Adversários esperam que TSE condene ex-prefeito de campo grande por fita de 2002 que mostra troca de gasolina por apoio


Uma gravação feita às vésperas da eleição para o governo do Mato Grosso do Sul em 2002 revela o estilo do político André Puccinelli. Na gravação, ele oferece uma “contribuição” a 438 mototaxistas em troca de votos para a então candidata do PSDB ao governo do estado, Marisa Serrano. Seriam 10 litros de gasolina semanalmente até o final do ano, segundo anunciou a presidente do sindicato da categoria, Marlene de Souza. O então prefeito da capital foi absolvido pelo Tribunal Regional Eleitoral (TRE). O recurso ao Tribunal Superior Eleitoral (TSE), julgado em 15 de dezembro do ano passado, ficou prejudicado porque já tinham se passado três anos daquela eleição. Mesmo que fosse condenado, ele não precisaria mais cumprir o prazo de inelegibilidade.

“Aposte-se na morosidade da Justiça”, desabafou o ministro Marco Aurélio Mello na sessão que julgou o recurso. “Surge uma certa perplexidade, porque teríamos a prática condenável, se procedente o recurso, por certa autoridade detentora de um cargo eletivo (Puccinelli)”, disse Marco Aurélio, que hoje preside o TSE. Ele argumentou que o prazo de três anos de inelegibilidade deveria ser contado a partir do término do mandato do prefeito. Com isso, se condenado, estaria inelegível até 2007.

Marco Aurélio foi voto vencido. Porém, mesmo um ministro que votou contra o recurso, Gerardo Grossi, demonstrou estranheza com o caso. “Realmente, o caso trazido a julgamento é bastante chocante. Não só se intitula, se diz até: ‘Olha, vamos ter cuidado, senão o juiz virá aqui e nos prenderá. Que prenda vocês, está tudo muito bem. Mas a mim não’”. Ao citar esse texto, ele reconheceu a legalidade da gravação. Os partidos de oposição apresentaram novo recurso, dessa vez contra a decisão do TSE. Aguardam julgamento. Grossi referiu-se a um trecho da fita de vídeo que registrou a reunião com os mototaxistas.
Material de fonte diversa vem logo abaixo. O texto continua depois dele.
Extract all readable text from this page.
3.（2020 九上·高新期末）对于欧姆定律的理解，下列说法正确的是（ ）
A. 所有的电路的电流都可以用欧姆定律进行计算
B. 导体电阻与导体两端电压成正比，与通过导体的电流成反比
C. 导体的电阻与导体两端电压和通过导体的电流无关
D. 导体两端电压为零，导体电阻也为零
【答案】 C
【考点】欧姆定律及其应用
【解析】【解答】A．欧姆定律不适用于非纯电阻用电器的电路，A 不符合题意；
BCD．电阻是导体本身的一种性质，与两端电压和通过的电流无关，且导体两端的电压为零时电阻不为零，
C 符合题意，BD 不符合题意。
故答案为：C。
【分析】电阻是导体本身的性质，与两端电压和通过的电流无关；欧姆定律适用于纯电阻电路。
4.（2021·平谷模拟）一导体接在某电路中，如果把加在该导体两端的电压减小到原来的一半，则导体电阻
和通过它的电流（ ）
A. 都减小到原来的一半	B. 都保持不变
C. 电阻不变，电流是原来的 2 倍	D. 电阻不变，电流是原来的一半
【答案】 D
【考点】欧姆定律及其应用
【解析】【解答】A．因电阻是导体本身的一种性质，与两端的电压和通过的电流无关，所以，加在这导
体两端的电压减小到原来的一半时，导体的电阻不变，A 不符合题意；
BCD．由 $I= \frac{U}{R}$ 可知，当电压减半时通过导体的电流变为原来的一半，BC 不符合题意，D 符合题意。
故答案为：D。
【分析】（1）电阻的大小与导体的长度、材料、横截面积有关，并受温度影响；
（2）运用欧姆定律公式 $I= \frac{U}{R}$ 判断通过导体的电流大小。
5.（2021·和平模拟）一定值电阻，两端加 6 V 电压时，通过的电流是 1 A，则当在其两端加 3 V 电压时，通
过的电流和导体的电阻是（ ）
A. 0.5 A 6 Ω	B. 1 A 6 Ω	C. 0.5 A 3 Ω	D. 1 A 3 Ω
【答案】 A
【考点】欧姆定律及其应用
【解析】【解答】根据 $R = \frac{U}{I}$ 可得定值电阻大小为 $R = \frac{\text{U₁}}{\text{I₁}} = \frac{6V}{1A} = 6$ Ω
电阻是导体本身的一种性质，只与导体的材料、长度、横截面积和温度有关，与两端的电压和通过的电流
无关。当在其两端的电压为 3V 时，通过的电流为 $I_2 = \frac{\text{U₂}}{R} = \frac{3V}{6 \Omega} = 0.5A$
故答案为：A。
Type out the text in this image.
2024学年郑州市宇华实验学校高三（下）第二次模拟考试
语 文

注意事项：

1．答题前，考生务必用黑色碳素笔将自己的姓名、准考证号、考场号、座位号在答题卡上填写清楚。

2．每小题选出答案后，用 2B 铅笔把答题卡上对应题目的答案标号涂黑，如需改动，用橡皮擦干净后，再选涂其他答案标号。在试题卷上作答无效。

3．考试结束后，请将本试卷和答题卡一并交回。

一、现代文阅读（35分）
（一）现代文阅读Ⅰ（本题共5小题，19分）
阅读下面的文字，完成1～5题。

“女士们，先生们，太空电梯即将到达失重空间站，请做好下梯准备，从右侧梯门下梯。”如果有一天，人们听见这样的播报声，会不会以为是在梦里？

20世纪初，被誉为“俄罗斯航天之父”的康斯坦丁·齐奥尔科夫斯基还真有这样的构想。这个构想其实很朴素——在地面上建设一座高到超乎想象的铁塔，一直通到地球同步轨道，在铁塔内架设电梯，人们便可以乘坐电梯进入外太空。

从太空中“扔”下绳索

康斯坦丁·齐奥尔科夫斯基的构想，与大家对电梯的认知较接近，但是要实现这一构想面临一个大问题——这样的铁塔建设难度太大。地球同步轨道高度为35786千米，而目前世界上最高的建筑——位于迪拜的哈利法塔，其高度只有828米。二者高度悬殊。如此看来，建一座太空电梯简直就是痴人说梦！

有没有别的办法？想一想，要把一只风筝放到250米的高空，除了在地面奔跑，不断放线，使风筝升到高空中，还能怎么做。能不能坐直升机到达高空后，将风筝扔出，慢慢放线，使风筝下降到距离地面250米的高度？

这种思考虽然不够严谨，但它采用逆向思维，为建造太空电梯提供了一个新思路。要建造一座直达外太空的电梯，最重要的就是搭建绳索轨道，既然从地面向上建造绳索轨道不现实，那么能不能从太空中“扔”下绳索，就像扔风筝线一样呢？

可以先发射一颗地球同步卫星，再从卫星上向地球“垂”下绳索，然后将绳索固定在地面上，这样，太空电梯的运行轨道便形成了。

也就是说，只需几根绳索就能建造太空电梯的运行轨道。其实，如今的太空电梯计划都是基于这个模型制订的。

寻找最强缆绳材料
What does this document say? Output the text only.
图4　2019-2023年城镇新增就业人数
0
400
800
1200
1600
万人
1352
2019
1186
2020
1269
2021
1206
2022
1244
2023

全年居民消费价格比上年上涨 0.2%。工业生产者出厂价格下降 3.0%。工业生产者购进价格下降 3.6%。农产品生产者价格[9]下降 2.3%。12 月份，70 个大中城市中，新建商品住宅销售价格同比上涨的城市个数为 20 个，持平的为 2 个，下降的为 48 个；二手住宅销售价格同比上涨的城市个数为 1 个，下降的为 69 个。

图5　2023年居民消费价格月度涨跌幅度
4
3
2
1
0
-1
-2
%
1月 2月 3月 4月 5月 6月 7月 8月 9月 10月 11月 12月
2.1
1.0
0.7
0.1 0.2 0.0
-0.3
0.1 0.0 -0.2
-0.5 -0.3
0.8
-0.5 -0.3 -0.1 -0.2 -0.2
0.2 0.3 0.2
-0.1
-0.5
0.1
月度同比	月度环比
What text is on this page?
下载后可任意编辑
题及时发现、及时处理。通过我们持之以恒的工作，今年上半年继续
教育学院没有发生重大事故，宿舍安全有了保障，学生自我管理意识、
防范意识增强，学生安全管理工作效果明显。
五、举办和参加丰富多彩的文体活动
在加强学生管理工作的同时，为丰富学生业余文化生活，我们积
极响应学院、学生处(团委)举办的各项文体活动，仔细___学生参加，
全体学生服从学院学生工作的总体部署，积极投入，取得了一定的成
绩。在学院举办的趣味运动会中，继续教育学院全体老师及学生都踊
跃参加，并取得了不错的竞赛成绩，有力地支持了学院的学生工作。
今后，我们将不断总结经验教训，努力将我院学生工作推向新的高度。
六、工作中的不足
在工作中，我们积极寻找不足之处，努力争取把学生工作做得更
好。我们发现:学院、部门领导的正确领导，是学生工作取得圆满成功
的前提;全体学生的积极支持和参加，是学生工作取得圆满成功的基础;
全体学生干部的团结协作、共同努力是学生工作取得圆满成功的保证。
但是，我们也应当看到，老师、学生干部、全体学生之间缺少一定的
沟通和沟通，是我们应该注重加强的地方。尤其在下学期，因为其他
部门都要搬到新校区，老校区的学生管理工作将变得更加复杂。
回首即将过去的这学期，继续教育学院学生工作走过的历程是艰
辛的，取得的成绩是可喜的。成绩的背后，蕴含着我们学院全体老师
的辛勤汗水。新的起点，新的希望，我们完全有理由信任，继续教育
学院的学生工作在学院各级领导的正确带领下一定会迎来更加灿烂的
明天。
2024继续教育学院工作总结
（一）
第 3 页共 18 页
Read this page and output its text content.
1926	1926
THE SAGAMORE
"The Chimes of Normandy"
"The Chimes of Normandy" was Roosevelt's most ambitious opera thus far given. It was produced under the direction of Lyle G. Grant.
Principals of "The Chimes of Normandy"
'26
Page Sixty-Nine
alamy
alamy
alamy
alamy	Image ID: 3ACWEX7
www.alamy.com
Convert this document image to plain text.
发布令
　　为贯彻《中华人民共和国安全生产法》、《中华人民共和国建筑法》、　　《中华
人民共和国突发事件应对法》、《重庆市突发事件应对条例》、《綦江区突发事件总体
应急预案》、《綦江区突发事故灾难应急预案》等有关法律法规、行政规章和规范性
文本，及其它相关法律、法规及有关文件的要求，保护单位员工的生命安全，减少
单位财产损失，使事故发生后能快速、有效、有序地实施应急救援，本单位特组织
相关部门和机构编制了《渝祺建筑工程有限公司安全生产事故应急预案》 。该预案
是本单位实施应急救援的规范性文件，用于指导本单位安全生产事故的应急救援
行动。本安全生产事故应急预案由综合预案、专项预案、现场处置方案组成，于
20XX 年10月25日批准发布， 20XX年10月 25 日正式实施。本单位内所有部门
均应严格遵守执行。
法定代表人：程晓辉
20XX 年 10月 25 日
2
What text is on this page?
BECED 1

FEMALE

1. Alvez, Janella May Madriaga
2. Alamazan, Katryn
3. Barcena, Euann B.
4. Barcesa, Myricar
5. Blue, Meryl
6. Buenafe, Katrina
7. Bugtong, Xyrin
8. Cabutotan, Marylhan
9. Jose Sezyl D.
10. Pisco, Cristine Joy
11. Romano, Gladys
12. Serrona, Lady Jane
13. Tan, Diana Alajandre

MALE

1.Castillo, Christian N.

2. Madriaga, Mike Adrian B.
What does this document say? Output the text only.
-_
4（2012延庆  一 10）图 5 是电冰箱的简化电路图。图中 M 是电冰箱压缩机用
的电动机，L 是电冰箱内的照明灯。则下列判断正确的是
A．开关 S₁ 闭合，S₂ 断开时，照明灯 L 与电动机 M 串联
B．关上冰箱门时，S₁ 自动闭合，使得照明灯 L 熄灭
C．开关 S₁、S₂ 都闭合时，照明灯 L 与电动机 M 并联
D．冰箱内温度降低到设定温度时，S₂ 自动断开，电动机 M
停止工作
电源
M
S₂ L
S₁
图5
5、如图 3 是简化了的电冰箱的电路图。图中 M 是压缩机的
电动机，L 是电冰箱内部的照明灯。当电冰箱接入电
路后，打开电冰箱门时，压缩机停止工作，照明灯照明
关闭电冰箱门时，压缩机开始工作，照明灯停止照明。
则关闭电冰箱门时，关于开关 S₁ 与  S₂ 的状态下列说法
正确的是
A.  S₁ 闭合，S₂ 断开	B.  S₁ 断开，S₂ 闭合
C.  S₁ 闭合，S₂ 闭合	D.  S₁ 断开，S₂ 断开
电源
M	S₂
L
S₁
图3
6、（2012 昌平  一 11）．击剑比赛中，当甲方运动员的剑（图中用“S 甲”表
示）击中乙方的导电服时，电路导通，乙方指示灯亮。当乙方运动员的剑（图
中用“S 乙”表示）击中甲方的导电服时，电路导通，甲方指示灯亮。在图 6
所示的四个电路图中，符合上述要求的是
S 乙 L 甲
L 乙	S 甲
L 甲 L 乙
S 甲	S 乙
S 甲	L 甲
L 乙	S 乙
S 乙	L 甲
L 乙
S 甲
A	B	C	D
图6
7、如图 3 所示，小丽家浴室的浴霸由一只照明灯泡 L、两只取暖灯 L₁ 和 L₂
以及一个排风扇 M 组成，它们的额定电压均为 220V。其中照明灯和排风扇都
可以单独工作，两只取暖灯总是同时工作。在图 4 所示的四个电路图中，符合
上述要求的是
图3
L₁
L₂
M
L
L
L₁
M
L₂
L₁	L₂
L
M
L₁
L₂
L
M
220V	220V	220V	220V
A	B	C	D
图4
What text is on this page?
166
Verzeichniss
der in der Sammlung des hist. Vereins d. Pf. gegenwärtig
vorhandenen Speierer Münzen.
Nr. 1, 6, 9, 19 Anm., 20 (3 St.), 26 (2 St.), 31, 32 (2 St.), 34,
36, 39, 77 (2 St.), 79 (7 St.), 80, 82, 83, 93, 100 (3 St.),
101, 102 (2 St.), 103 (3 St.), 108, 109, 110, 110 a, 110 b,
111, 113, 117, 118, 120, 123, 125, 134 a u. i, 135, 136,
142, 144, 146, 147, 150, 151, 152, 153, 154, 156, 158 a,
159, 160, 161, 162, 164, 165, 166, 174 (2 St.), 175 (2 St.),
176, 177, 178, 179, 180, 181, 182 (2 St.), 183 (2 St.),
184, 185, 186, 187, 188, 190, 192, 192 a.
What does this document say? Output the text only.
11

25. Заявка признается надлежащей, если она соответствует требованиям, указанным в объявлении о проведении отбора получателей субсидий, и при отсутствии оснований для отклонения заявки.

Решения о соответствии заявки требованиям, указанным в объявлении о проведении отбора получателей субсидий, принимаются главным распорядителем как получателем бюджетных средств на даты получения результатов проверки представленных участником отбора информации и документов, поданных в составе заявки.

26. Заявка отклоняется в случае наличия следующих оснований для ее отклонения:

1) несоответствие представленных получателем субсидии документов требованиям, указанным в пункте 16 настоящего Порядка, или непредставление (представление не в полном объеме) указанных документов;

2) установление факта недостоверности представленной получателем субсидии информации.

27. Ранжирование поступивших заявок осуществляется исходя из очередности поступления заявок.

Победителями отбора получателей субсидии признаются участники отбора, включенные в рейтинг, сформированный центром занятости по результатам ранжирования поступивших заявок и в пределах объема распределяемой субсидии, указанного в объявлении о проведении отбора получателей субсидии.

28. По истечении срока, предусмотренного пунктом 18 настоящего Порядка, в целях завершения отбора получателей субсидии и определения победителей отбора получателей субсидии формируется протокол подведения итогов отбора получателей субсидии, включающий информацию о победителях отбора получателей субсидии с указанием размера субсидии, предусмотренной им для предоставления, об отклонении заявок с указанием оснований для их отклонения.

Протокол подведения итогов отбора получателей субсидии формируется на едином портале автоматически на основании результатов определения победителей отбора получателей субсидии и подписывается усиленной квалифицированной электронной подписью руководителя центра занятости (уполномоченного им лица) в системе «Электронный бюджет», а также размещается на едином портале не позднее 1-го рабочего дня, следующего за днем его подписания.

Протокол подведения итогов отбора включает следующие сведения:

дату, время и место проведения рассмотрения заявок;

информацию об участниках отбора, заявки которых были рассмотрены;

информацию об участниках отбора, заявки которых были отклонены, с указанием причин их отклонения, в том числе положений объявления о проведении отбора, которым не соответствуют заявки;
Nela, após anunciar que a presidente do sindicato falaria da sua “contribuição”, o então prefeito de Campo Grande faz uma recomendação: “Vocês não podem ir pro posto de gasolina tudo de uma vez só, senão o juiz vai levar em cana vocês e a mim”.

Quatro em quatro
Em seguida, Puccinelli ensina como fazer a coisa sem que ninguém seja preso: “Então, vocês vão ter que ir de quatro em quatro, até o dia da eleição. Tudo bonitinho, ordeiro, de forma inteligente. Marca 9h, quatro; 9h10, mais quatro; 9h20, mais quatro. E quero, de tanta felicidade que eu vou ficar se a Marisa ganhar, e só se a Marisa ganhar, continuar isso até o final do ano”. Ele garante que vai sair a regulamentação do serviço de mototáxi, mas pede um tempo: “O projeto já está pronto. Deixei propositalmente (para) depois das eleições, porque os caras estão me enchendo tanto o saco, que tudo que eu tô fazendo eles estão dizendo que é eleitoreiro. E é mesmo. Cabou”.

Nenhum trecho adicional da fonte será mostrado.